En l’absence d’une réaction officielle sur les fameuses «frontières authentiques» du royaume de Chamharouche, c’est le PLJ (Parti de la liberté et de la justice, de Mohamed Saïd) qui s’inquiète des conséquences du projet de Constitution marocain sur le Maghreb. Comme dans le cas du «Grand Israël», personne ne connaît où commencent et où finissent exactement les frontières du «Grand Maroc». 
 
Au Machrek, l’école sioniste parle d’un Israël qui irait du Nil à l’Euphrate, au Maghreb on pense à un Maroc qui partirait des terres ibériques au nord jusqu’au fleuve Sénégal au sud et des Iles Canaris à l’ouest jusqu’à Ain Salah chez nous à l’est. Pour les Algériens les «frontières authentiques» du Maroc, c’est là où elles sont fermées. Elles ne changeront pas, à moins de faire à notre tour une guerre de sécession à l’américaine pour en finir une bonne fois pour toutes avec les histoires de frontières et réaliser l’unité rêvée de père en fils. 
 
Vainement, à cause d’un royaume ou, comble de la drôlerie, le souverain revendique le titre de «Commandeur de croyants» des illustres Abu Bakr et autres Omar (Dieu les agréent) alors qu’il n’est qu’un roi qui accède au trône familial par héridité.

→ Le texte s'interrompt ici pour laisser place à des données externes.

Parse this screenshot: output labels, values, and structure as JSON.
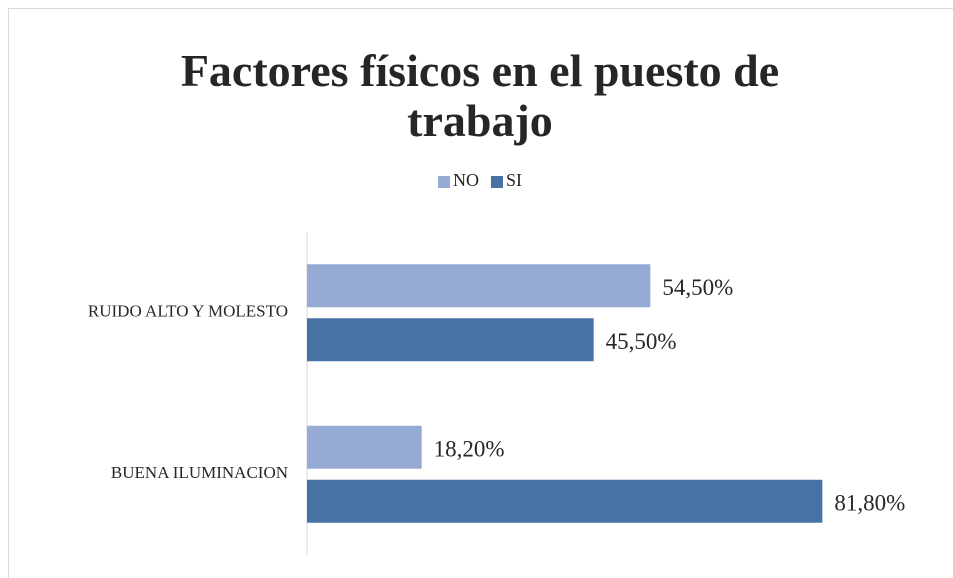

Un sultan qui n’autorise l’émancipation des Marocains qu’au goutte-à-goutte alors qu’il est magnifié par les protecteurs d’en face.. 
 
Le Maroc d’aujourd’hui possède des frontières internationalement reconnues et aucun Etat ne lui reconnaît une quelconque souveraineté sur une quelconque parcelle ailleurs. Au-delà de ses frontières avérées, il n’y a et il n’y aura que des histoires dont la région peut parfaitement se passer. 
 
Le rêve mauritanien ne s’est-il pas estompé définitivement en 1963 entre les sables de Figuig et de Tindouf ? Rabat croit-il pouvoir accaparer le territoire sahraoui classé par les Nations unies comme territoire non autonome, comme un cas de décolonisation, sans l’accord référendaire des populations sahraouies ? A quoi est-il parvenu depuis l’occupation en 1975 ? Il reste aux yeux du monde un indu occupant, pilleur des richesses d’un peuple qu’il continue d’opprimer grâce à la complicité d’une France qui n’arrive toujours pas à saisir qu’il est désormais temps de laisser l’Afrique aux Africains.